Il signor Peter Cushing era celebre per aver partecipato a molte produzioni horror della Hammer nei panni di Van Helsing o Viktor Frankenstein o anche come un ottimo Sherlock Holmes. Il suo tono british di algida indifferenza ai temi della vita e della morte lo resero un perfetto Governatore Tarkin, l’uomo che ordinò il totale annientamento di Alderaan solo perché la base ribelle indicata da Leia era troppo lontana e c’era traffico, il Raccordo è sempre bloccato. Era il 1977 anno in cui Cushing aveva già deciso di non indossare mai gli stivali ed ecco perché in Guerre Stellari non c’è una sua inquadratura dalla testa ai piedi: un Grand Moff dell’impero non poteva certo indossare i mocassini! Così, quando nel 2013 e seguenti, gli eredi designati di Lucas e compagnia decidono di girare Rogue One si rendono conto di non potere fare a meno di Tarkin e -zac! – non ci sono immagini da utilizzare che fossero state tagliate del 1977. La genialata è stata trovare un attore che per altezza e taglio e colore degli occhi ricordasse Cushing e poi appiccicargli sulla testa la faccia digitale e ringiovanita dell’attore inglese. Lo “interpreta” Guy Henry, vi ricorderete di lui come Pius O’Tusoe, capo dell’Ufficio Applicazione della Legge sulla Magia del Ministero della Magia in Harry Potter e i Doni della Morte ed anche per Holby City e una partecipazione a uno Sherlock Holmes per la televisione con protagonista Rupert Everett.
Il risultato è un gommoso Tarkin, certamente più vivo del Jeff Bridges riportato alla gioventù per Tron Legacy. La questione se sia legale non sussiste: negli States c’è una legge apposita e la Disney ha discusso i dettagli della cosa con l’erede di Cushing, la sua segretaria. Sembra poi che molte celebrità stiamo facendo la scansione dei loro volti e corpi per consentire l’utilizzo delle loro prestazioni attoriali anni dopo la loro dipartita.
Sono tecniche che si stanno sviluppando velocemente. Di strada ne è stata fatta da quando Robert Zemeckis fece rivivere personalità del passato in Forrest Gump o resuscitò Bogard in una serie tv per HBO, I racconti della cripta. Anche in Zelig ci furono dei tentativi. Più recentemente, Fred Astaire ballò con un aspirapolvere diversi anni dopo essere deceduto e Paul Walker tornò in vita per Fast&Furious 7 dopo essere tragicamente scomparso in un incidente d’auto. In quel caso furono i fratelli Cody e Caleb a fare da stunt, poi effetti speciali e riprese riciclate dai film precedenti.
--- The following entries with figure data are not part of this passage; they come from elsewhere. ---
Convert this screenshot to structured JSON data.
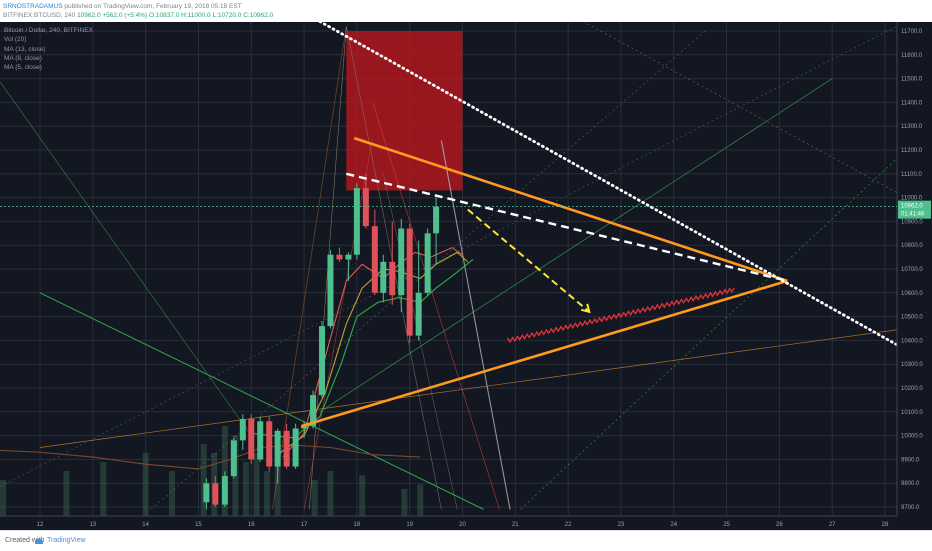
{
  "header": {
    "author": "SRNOSTRADAMUS",
    "published": "published on TradingView.com, February 19, 2018 05:18 EST",
    "symbol": "BITFINEX:BTCUSD, 240",
    "last": "10962.0",
    "change": "+562.0 (+5.4%)",
    "ohlc": "O:10837.0 H:11000.0 L:10720.0 C:10962.0"
  },
  "legend": {
    "title": "Bitcoin / Dollar, 240, BITFINEX",
    "items": [
      "Vol (20)",
      "MA (13, close)",
      "MA (8, close)",
      "MA (5, close)"
    ]
  },
  "footer": {
    "created": "Created with",
    "brand": "TradingView"
  },
  "colors": {
    "background": "#131722",
    "up": "#4fbf8e",
    "down": "#e0525a",
    "orange": "#ff9a1f",
    "supply_zone": "#b0181d"
  },
  "chart_data": {
    "type": "candlestick",
    "xlabels": [
      "12",
      "13",
      "14",
      "15",
      "16",
      "17",
      "18",
      "19",
      "20",
      "21",
      "22",
      "23",
      "24",
      "25",
      "26",
      "27",
      "28"
    ],
    "ylabels": [
      "11700.0",
      "11600.0",
      "11500.0",
      "11400.0",
      "11300.0",
      "11200.0",
      "11100.0",
      "11000.0",
      "10900.0",
      "10800.0",
      "10700.0",
      "10600.0",
      "10500.0",
      "10400.0",
      "10300.0",
      "10200.0",
      "10100.0",
      "10000.0",
      "9900.0",
      "9800.0",
      "9700.0"
    ],
    "ylim": [
      9690,
      11700
    ],
    "price_tag": "10962.0",
    "time_tag": "01:41:46",
    "candles": [
      {
        "x": 15.15,
        "o": 9720,
        "h": 9820,
        "l": 9690,
        "c": 9800
      },
      {
        "x": 15.32,
        "o": 9800,
        "h": 9830,
        "l": 9700,
        "c": 9710
      },
      {
        "x": 15.5,
        "o": 9710,
        "h": 9850,
        "l": 9700,
        "c": 9830
      },
      {
        "x": 15.67,
        "o": 9830,
        "h": 9990,
        "l": 9820,
        "c": 9980
      },
      {
        "x": 15.84,
        "o": 9980,
        "h": 10090,
        "l": 9940,
        "c": 10070
      },
      {
        "x": 16.0,
        "o": 10070,
        "h": 10090,
        "l": 9880,
        "c": 9900
      },
      {
        "x": 16.17,
        "o": 9900,
        "h": 10080,
        "l": 9890,
        "c": 10060
      },
      {
        "x": 16.34,
        "o": 10060,
        "h": 10080,
        "l": 9850,
        "c": 9870
      },
      {
        "x": 16.5,
        "o": 9870,
        "h": 10030,
        "l": 9800,
        "c": 10020
      },
      {
        "x": 16.67,
        "o": 10020,
        "h": 10050,
        "l": 9860,
        "c": 9870
      },
      {
        "x": 16.84,
        "o": 9870,
        "h": 10050,
        "l": 9860,
        "c": 10030
      },
      {
        "x": 17.0,
        "o": 10030,
        "h": 10060,
        "l": 9990,
        "c": 10040
      },
      {
        "x": 17.17,
        "o": 10040,
        "h": 10190,
        "l": 10030,
        "c": 10170
      },
      {
        "x": 17.34,
        "o": 10170,
        "h": 10480,
        "l": 10160,
        "c": 10460
      },
      {
        "x": 17.5,
        "o": 10460,
        "h": 10780,
        "l": 10450,
        "c": 10760
      },
      {
        "x": 17.67,
        "o": 10760,
        "h": 10790,
        "l": 10730,
        "c": 10740
      },
      {
        "x": 17.84,
        "o": 10740,
        "h": 10770,
        "l": 10650,
        "c": 10760
      },
      {
        "x": 18.0,
        "o": 10760,
        "h": 11060,
        "l": 10740,
        "c": 11040
      },
      {
        "x": 18.17,
        "o": 11040,
        "h": 11100,
        "l": 10870,
        "c": 10880
      },
      {
        "x": 18.34,
        "o": 10880,
        "h": 10950,
        "l": 10590,
        "c": 10600
      },
      {
        "x": 18.5,
        "o": 10600,
        "h": 10760,
        "l": 10560,
        "c": 10730
      },
      {
        "x": 18.67,
        "o": 10730,
        "h": 10900,
        "l": 10550,
        "c": 10590
      },
      {
        "x": 18.84,
        "o": 10590,
        "h": 10910,
        "l": 10520,
        "c": 10870
      },
      {
        "x": 19.0,
        "o": 10870,
        "h": 10890,
        "l": 10390,
        "c": 10420
      },
      {
        "x": 19.17,
        "o": 10420,
        "h": 10820,
        "l": 10400,
        "c": 10600
      },
      {
        "x": 19.34,
        "o": 10600,
        "h": 10870,
        "l": 10590,
        "c": 10850
      },
      {
        "x": 19.5,
        "o": 10850,
        "h": 11000,
        "l": 10720,
        "c": 10962
      }
    ],
    "volume": [
      {
        "x": 11.3,
        "h": 0.4
      },
      {
        "x": 12.5,
        "h": 0.5
      },
      {
        "x": 13.2,
        "h": 0.6
      },
      {
        "x": 14.0,
        "h": 0.7
      },
      {
        "x": 14.5,
        "h": 0.5
      },
      {
        "x": 15.1,
        "h": 0.8
      },
      {
        "x": 15.3,
        "h": 0.7
      },
      {
        "x": 15.5,
        "h": 1.0
      },
      {
        "x": 15.7,
        "h": 0.9
      },
      {
        "x": 15.9,
        "h": 0.6
      },
      {
        "x": 16.1,
        "h": 0.7
      },
      {
        "x": 16.3,
        "h": 0.5
      },
      {
        "x": 16.5,
        "h": 0.6
      },
      {
        "x": 17.2,
        "h": 0.4
      },
      {
        "x": 17.5,
        "h": 0.5
      },
      {
        "x": 18.1,
        "h": 0.45
      },
      {
        "x": 18.9,
        "h": 0.3
      },
      {
        "x": 19.2,
        "h": 0.35
      }
    ],
    "ma_13": [
      [
        16.0,
        10010
      ],
      [
        16.8,
        9990
      ],
      [
        17.3,
        10080
      ],
      [
        17.7,
        10300
      ],
      [
        18.0,
        10500
      ],
      [
        18.4,
        10560
      ],
      [
        18.8,
        10580
      ],
      [
        19.2,
        10560
      ],
      [
        19.5,
        10620
      ],
      [
        19.8,
        10670
      ],
      [
        20.2,
        10740
      ]
    ],
    "ma_8": [
      [
        16.5,
        9920
      ],
      [
        17.0,
        10000
      ],
      [
        17.4,
        10180
      ],
      [
        17.8,
        10470
      ],
      [
        18.1,
        10620
      ],
      [
        18.5,
        10700
      ],
      [
        18.8,
        10690
      ],
      [
        19.2,
        10660
      ],
      [
        19.5,
        10720
      ],
      [
        19.9,
        10770
      ],
      [
        20.1,
        10730
      ]
    ],
    "ma_5": [
      [
        16.6,
        9910
      ],
      [
        17.0,
        10010
      ],
      [
        17.4,
        10330
      ],
      [
        17.8,
        10650
      ],
      [
        18.1,
        10720
      ],
      [
        18.5,
        10660
      ],
      [
        18.8,
        10720
      ],
      [
        19.1,
        10770
      ],
      [
        19.4,
        10750
      ],
      [
        19.8,
        10790
      ],
      [
        20.0,
        10760
      ]
    ],
    "supply_zone": {
      "x0": 17.8,
      "x1": 20.0,
      "y0": 11030,
      "y1": 11700
    },
    "triangle": {
      "apex": [
        26.15,
        10650
      ],
      "upper_start": [
        17.95,
        11250
      ],
      "lower_start": [
        16.95,
        10040
      ]
    },
    "dashed_white": [
      [
        17.8,
        11100
      ],
      [
        26.15,
        10650
      ]
    ],
    "dotted_white": [
      [
        17.3,
        11740
      ],
      [
        28.4,
        10360
      ]
    ],
    "dashed_yellow": [
      [
        20.1,
        10950
      ],
      [
        22.4,
        10520
      ]
    ],
    "red_arrows": [
      [
        20.9,
        10400
      ],
      [
        25.1,
        10610
      ]
    ]
  }
}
Ci fu poi il caso Oliver Reed. L’attore morì improvvisamente durante le riprese de Il Gladiatore. Per completare le scene previste per Reed venne usato del materiale girato durante le prove del film «per creare una maschera digitale che fu aggiunta sul corpo di una controfigura». Due minuti di riprese costarono circa 3,2 milioni di dollari. Anche ne I Soprano ci fu una resurrezione, il tempo necessario per far scomparire dalla serie il personaggio della madre di Tony, Livia, interpretata da Nancy Marchand, dopo che la stessa era morta per una grave forma di enfisema, anche lei con una testa appiccicata digitalmente sulle spalle di un’attrice che faceva da modello.
Poi, a volte, sceneggiatori e staff creativo cercano di spremersi le meningi per cinque minuti, far fare ginnastica ai neuroni e inventarsi qualcosa. Accadde per l’ultimo capitolo di Hunger Games, quando Philip Seymour Hoffman morì prima di completare il girato o con Heath Ledger, scomparso prima di riuscire a terminare il suo lavoro con Terry Gilliam per Parnassus. Ne è valsa la pena? Mah.